Fri 29 Jul 2011
“…Music requires years and years of practice in order to make what is conscious unconscious. If you want to fly off the edge of a cliff, you have to know where the cliff is.”—Pat Metheny in The New York Times.
I finally know where the cliff is. And that is very freeing. In my last post, I discussed how my studio is a perfect creative environment for me to do my best work for clients and myself—my terra firma. But, when preparing to fly off that creative cliff, it’s nice to be able to tell clients: I can bring my tools with me into their own particular wild-blue yonder!
Depending on the scope of a job, I can go solo—just me and my camera. Or, I can replicate my well-equipped, state-of-the-art studio on location. When shooting the cookbook Dining with the Washingtons at George Washington’s home, Mount Vernon, I did both. I went alone to capture fruits and vegetables close up, like the glorious, dewy cabbage above. I was inspired by the working, historic garden, and the editors decided to use these shots to enhance the book’s storytelling and design.
With two photo assistants, a food stylist, camera and computer equipment, I made other scenic images and shot a large collection of prepared recipes and other food images—some with lighting equipment, some lit only by natural light. We even stayed overnight in the historic mansion so we could rise early enough to capture fleeting dawn light on a table set with breakfast, on the vast lawn that slopes down to the Potomac’s edge.
Early-evening sun beaming through tall, mullioned windows was all the lighting I needed for this still life in the Washingtons’ household. I could almost sense the aftermath of a convivial meal—fading, hearty laughter and soft clatter of gathered tableware. Often during this project I had a feeling of timelessness, like experiencing quiet moments from centuries past as I rendered them.
To do justice to the fabulous treats in Classic Desserts Redefined, an award-winning cookbook for The Ritz Carlton hotels, I set up a location studio with a food stylist, a photo assistant, props, cameras, and lighting and computer equipment.

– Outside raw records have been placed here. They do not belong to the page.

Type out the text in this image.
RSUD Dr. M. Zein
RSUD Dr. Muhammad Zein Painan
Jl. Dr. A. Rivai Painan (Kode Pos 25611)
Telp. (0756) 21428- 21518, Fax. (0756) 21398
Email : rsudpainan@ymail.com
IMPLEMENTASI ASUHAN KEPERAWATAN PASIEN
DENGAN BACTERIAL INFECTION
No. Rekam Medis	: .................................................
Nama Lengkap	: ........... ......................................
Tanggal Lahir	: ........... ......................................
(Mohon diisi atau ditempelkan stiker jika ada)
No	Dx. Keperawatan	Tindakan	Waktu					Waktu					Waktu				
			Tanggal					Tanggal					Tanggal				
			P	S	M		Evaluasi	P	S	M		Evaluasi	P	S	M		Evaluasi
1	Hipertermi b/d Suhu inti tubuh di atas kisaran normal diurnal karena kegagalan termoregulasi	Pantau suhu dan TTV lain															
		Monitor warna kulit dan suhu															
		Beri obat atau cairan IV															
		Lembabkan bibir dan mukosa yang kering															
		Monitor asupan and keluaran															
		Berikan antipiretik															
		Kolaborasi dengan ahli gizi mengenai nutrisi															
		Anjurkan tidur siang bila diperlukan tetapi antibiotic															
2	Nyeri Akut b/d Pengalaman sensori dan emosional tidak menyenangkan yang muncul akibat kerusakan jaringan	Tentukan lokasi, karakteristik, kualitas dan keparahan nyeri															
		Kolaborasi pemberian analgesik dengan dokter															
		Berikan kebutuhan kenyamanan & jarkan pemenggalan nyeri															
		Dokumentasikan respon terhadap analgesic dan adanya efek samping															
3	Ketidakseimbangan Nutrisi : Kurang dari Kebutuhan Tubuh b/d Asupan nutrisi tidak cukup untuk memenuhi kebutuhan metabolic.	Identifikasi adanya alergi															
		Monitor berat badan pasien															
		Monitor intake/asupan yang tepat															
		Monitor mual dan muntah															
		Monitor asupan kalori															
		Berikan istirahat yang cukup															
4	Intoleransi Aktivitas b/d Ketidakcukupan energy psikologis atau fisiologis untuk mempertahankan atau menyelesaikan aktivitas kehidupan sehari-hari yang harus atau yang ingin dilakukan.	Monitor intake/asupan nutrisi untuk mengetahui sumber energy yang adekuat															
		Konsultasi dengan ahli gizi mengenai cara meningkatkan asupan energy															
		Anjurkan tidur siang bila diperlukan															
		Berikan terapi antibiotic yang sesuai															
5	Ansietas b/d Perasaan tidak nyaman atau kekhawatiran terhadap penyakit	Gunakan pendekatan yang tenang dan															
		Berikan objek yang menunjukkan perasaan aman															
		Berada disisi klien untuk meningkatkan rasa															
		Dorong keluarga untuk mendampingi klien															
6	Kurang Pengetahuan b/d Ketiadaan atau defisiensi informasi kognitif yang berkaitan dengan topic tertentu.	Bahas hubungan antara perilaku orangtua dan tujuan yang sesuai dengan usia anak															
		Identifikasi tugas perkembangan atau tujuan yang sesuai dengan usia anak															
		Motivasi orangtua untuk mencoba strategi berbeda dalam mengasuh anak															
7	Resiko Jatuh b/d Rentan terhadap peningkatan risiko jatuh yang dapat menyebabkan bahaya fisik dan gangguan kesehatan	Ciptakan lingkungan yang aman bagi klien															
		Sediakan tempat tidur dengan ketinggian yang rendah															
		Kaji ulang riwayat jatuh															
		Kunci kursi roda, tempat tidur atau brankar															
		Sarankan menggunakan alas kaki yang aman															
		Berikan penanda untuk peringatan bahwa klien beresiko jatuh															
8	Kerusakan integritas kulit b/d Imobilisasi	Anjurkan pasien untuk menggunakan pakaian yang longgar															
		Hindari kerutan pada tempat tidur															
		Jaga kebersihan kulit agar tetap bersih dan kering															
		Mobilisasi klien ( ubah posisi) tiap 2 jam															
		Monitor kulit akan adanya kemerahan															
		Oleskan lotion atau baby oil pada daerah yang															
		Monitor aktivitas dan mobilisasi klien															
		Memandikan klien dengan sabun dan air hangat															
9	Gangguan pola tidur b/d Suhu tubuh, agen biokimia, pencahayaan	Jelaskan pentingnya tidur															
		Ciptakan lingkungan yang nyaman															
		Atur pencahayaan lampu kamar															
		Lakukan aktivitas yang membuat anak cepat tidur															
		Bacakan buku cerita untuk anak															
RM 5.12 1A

The gorgeous desserts were prepared by Ritz Carlton chefs in the excellent kitchen facility provided by gourmet food importer/distributor Albert Uster Imports in Gaithersburg, MD.
Above, Ritz-Carlton project art director Claudia Barac-Roth of Marriner Marketing Communications (at right) offers her perspective, as food stylist Lisa Cherkasky positions the props for the shot below. (Lisa was the food stylist on this project as well as on these others in this post: Mount Vernon, Ritz Carlton and The Palm.)
The right props are critical. They communicate through materials, style, mood and color, and affect lighting and compositional elements. For this book, in addition to providing unique props like the rustic pottery above, a large collection of simple, elegant Fortessa tableware was brought in to the location. Below, clients from Ritz Carlton and representatives from Fortessa review options with Claudia from Marriner (bottom, left).
Taking my studio mobile for the Ritz Carlton job was similar to my operation for shooting at the Washington, DC location of the national restaurant chain, The Palm (below). Bringing camera, lighting equipment and a computer, I shot many of the menu favorites for their website. This job also required shooting in the front-of-the-house, as The Palm wanted to include their characteristic decor and their own table settings in some shots.
So, between lunch and dinner services, I set up a studio in the dining room, where the walls are decorated with The Palm’s iconic, celebrity caricatures. Some of the carciatures show in the background of the lamb-chop shot below.
Having pre-pro details worked out is important. With representatives from The Palm in their DC location, I did a walk-through, making test shots in the dining room, bar and kitchen, which helped me plan logitistics and aesthetics.
Shooting in the public area of a restaurant brings special practical considerations. Some restaurant clients want a photographer to come in only at off-times when the kitchen and dining room are not busy, as I did to shoot for The Palm, including the burger photo below.
However, some restaurants want to capture lively activity dining room and kitchen. I really thrive on the energy of a bustling restaurant, and love to shoot when it’s busy—cooking and service. I was a server myself for many years, so I feel very at-home in all areas of restaurants. The shots below were made in the kitchen at Pizzeria Paradiso in Washington, DC.
I am very comfortable hanging back with my camera to capture the action, as I did at Millennium Restaurant in San Francisco, CA (below).
I love the flambe action below, shot in the kitchen at Susan Gage Caterers of Washington, DC.
Whether in my own studio, or on location, I am always ready to tell my client’s story—well-equipped and in expert company, with all my senses attuned, I capture their decisive moment.